A core competence has been in drawing on and developing approaches that are useful in the ‘left-brain’ job of handling the detail and getting things done but importantly forming the invaluable ‘front end’ of working out what is important and how to avoid losing a sense of what is important to ‘the life of the whole’. This enables a shift from chasing our tails in ‘symptom management’ to making shifts that embed more deep-rooted transformation. I am convinced of the compelling value of these approaches for enabling individuals and groups of people to tap into their resourcefulness and sense and respond in systemically intelligent ways.
On a corporate level, I have spent my working life working on helping empower people to develop their agency and work collaboratively within and across organisations. More recently I have been prototyping resources to build capability in this, including workshops on team-based management, planning & improvement, making collaborations work, joint strategic thinking, creating environments where people connect, stimulating & supporting collaboration, to engage dispersed groups of people in taking on challenges, & making collaborative networks work, how and building enabling environments to stimulate transformation.
A footnote: The roots of my interest
My passion for this started as a child, roaming round the hills, creating wide games, building aerial runways and other adventures with a gang of kids with diverse ages and backgrounds. The challenges were much richer and bigger and fun together. I had (and still have) a strong interest in organising, sport & other adventurous activities and in how the world worked for everyone and combined these organising sponsored swims for Save the Children from 8 years on. I was so excited to start as a sponsored student engineer but shocked at the disenfranchisement of staff in the company that sponsored me. I resolved to focus on finding inspiring ways to take on the big challenges together.
I packed in engineering and studied business administration, specialising in systems approaches and have spent the last 25 years deepening academic and practical working knowledge of approaches to build frameworks to enable both working teams and dispersed networks of people to gain a systemic understanding of the requirements of the situation and to inspire and guide action in ways that consciously seeks to serve the bigger picture.
Much of this has been working with management teams to establish participative management processes and supporting and organizational frameworks.

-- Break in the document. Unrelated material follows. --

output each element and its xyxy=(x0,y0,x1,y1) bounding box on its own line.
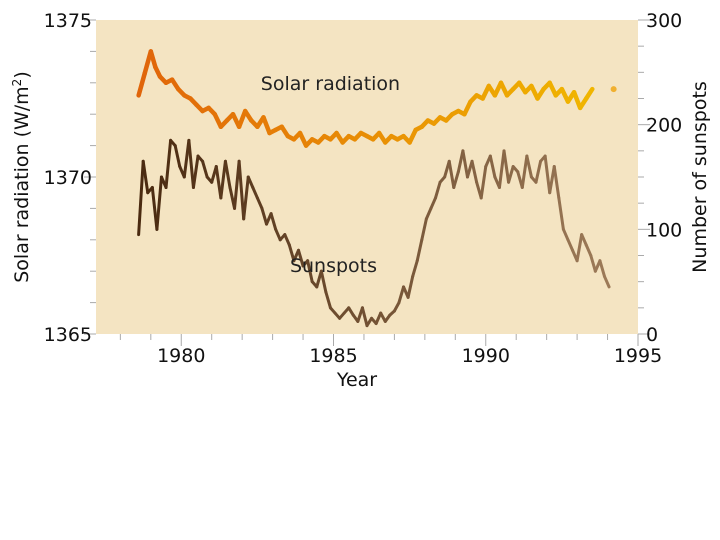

The two threads of supporting cross supply chain management and improvement in companies and supporting adventurous education, personal development (of body, mind & soul) and active citizenship eventually combined into a passion for ways of doing and organising life that help build a world where all can flourish.
[1] The article published on 19th August 18 states “Britain should be launching a multipronged assault on shit-life syndrome and the conditions that cause so many to die prematurely”.
[2] One definition of Civil Society is “the arena where we (come together to) pursue our own interests (or needs) and the interests of others” (Nicola Perlas, CADI), hence the vision of the CSF is to enable this; practicing and championing approaches that model this in and across sectors.